Mas, você sabe, a loucura, em seu estágio inicial, não se mostra tão poderosa quanto realmente é.

De qualquer forma, totalmente alheia ao porvir, durante a primeira semana após receber a brochura avermelhada, eu me encontrava absorta em minhas teorias sobre quem me dera tal presente. Risquei Eduardo de minha lista mental, e me restara somente uma única opção: Iolanda – já que, como se pode perceber, minha lista de contatos não era lá grande coisa.

Com o livro em mãos, dirigi-me ao caixa da floricultura, onde minha tia organizava o ganho de mais um dia de trabalho enquanto assistia um antigo sitcom dos anos 80. Joguei-o em cima do balcão e sorri, deliciando-me por matar uma charada tão ridícula:

— Foi você — sibilei, vendo-a me encarar desentendida. — Por que tanto mistério?

Ela olhou o livro e passou a fitar-me com o semblante confuso. Eu prossegui:

— Você esqueceu sua carteira aqui, e fechou a floricultura mais cedo para que eu o encontrasse, não foi?
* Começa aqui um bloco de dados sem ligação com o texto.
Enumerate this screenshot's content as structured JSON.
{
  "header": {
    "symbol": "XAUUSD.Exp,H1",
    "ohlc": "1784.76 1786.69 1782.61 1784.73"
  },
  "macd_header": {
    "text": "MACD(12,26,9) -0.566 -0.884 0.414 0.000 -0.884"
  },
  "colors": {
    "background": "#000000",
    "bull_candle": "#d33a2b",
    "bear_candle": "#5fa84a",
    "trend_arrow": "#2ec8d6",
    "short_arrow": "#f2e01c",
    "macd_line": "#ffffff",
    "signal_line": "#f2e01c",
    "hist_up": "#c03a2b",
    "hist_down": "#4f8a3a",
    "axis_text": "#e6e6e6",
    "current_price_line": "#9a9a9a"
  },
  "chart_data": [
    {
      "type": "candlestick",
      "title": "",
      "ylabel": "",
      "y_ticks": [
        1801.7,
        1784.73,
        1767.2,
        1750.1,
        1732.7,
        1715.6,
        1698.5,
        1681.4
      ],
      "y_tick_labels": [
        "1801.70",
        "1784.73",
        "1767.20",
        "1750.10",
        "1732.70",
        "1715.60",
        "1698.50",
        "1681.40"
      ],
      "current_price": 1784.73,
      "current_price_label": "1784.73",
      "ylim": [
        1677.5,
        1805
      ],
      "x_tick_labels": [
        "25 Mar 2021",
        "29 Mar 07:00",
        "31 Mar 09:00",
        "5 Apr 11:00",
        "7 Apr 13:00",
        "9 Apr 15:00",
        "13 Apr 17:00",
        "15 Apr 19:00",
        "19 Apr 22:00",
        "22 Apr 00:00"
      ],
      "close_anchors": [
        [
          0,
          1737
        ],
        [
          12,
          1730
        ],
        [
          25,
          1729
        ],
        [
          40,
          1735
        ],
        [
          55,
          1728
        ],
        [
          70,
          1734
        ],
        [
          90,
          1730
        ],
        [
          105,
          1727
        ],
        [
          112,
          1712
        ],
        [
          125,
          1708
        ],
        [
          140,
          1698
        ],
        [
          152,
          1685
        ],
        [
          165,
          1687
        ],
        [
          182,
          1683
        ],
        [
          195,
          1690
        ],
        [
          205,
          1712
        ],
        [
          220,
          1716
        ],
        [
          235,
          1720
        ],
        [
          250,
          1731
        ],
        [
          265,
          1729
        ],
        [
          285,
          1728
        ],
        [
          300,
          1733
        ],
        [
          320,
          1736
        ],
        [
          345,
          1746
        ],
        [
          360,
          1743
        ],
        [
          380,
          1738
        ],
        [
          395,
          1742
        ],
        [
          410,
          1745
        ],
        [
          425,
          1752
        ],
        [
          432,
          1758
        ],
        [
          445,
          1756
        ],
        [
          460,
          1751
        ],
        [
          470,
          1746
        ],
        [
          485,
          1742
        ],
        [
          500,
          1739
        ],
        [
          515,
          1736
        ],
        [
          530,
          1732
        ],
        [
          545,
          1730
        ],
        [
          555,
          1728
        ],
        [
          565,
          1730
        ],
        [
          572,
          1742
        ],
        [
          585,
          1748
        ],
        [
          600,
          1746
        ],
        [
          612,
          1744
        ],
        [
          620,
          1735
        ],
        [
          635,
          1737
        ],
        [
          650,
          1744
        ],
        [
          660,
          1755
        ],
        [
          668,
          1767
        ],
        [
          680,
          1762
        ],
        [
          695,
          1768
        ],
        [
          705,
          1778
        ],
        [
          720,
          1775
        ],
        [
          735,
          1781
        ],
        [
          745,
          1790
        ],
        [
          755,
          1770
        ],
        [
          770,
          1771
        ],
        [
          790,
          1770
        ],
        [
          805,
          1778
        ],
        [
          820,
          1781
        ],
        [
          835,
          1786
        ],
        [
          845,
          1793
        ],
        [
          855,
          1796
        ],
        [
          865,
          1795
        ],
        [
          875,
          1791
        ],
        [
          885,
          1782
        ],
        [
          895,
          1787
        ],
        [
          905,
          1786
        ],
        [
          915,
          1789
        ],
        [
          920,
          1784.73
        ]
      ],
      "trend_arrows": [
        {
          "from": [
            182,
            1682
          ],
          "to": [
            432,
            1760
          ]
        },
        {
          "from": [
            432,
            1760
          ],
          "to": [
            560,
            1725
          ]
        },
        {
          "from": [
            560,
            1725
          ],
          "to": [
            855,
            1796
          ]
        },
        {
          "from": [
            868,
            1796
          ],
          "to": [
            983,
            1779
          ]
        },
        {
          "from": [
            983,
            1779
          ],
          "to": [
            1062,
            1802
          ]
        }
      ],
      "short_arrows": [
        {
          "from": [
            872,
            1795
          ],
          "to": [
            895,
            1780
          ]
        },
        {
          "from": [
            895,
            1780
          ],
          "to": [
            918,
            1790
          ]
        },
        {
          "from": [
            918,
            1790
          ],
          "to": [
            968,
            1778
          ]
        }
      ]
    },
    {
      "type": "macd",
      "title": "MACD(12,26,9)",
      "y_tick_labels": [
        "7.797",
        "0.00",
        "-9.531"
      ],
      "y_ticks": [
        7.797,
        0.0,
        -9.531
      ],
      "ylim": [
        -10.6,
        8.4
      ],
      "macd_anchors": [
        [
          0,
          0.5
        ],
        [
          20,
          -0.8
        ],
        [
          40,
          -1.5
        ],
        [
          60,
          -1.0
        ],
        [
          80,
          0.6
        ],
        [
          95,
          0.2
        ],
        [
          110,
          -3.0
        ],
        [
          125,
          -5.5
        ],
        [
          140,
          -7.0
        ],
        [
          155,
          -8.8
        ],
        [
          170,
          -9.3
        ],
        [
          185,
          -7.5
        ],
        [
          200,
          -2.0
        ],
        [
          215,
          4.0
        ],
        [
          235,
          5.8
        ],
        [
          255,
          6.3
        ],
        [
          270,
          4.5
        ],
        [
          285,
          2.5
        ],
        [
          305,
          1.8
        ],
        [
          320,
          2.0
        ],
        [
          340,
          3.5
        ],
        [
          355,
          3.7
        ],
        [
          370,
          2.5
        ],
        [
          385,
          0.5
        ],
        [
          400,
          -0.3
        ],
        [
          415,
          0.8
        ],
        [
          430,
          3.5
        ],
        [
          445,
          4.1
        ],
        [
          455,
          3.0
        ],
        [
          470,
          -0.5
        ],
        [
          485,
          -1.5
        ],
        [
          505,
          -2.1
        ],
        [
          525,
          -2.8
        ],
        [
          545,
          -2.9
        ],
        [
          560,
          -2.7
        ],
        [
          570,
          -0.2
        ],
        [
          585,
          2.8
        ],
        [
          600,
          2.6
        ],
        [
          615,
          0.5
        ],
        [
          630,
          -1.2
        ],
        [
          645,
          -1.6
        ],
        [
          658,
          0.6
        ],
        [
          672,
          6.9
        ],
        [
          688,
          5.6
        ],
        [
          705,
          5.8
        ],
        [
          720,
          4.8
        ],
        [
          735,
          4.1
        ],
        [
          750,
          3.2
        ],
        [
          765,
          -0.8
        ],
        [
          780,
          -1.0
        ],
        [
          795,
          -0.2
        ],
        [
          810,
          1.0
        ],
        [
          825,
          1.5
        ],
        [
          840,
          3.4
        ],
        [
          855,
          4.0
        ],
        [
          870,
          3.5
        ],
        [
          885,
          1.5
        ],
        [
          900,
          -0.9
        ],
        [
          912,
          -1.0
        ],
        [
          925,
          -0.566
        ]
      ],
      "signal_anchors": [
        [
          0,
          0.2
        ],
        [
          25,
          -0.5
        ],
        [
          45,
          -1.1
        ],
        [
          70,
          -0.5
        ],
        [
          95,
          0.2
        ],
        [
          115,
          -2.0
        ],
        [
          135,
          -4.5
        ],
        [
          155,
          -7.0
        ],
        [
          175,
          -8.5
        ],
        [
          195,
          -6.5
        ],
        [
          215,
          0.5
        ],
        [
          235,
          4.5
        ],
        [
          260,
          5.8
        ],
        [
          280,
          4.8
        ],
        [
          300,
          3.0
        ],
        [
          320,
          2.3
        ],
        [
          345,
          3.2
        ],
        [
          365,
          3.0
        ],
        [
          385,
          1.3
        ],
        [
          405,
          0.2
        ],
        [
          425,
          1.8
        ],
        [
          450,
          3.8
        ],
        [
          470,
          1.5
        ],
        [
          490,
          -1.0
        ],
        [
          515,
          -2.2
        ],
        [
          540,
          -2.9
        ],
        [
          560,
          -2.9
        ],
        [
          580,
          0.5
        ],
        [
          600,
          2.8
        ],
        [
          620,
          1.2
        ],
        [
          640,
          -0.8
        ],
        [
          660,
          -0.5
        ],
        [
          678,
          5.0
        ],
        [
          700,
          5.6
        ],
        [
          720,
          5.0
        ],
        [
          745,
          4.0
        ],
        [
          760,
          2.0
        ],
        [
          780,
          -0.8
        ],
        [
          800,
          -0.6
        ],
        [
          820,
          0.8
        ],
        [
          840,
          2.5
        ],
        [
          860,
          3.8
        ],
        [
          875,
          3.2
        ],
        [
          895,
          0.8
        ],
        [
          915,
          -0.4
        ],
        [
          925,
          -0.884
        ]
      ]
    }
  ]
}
Algo em seu olhar – eu ainda não sabia o quê, exatamente – dizia-me que toda minha teoria conspiratória era extremamente errônea. Ela apanhou o livro e o examinou com atenção, passando os dedos em sua escrita prateada. Abriu-o e leu as duas misteriosas frases iniciais – que, a esta altura, eu sabia de cor – e pude ver seus lábios se contorcerem em um sorriso provocante.

— Não tenho a menor dúvida de que foi Eduardo quem lhe deu isto. Desde quando você disse sobre hoje à noite.

Agitei a cabeça na negativa.

— Não, não foi ele. Eu tenho certeza disso, porque...

Suas mãos pousaram, delicadas, em minhas bochechas, a fim de levantar meu olhar para os dela e, assim, calar minha imensa confusão de ideias. Seus gestos, às vezes tão maternais, sempre me deixaram sem palavras.

— Agora, a única coisa com que você deveria se preocupar é como vai se encontrar com ele. Ou você vai com esse avental todo sujo de terra?

Abaixei o olhar, pensativa, e pude ver meus argumentos contra Iolanda desvanecerem-se inexoravelmente, ao mesmo tempo em que contemplava um estranho receio de sair com Eduardo fulminando-me, sem sentido algum.

Iolanda voltou a atenção à televisão e eu a acompanhei. Na cena, um rapaz loiro e atraente galanteava uma das mocinhas da trama com uma trivialidade quase corriqueira. Os cabelos engomados e as roupas asseadas lhe davam um ar antiquado, mas a mocinha não parecia se importar. Como, de fato, eu deveria estar fazendo – ao invés de deixar a porcaria de um livro mofado consumir-me as ideias.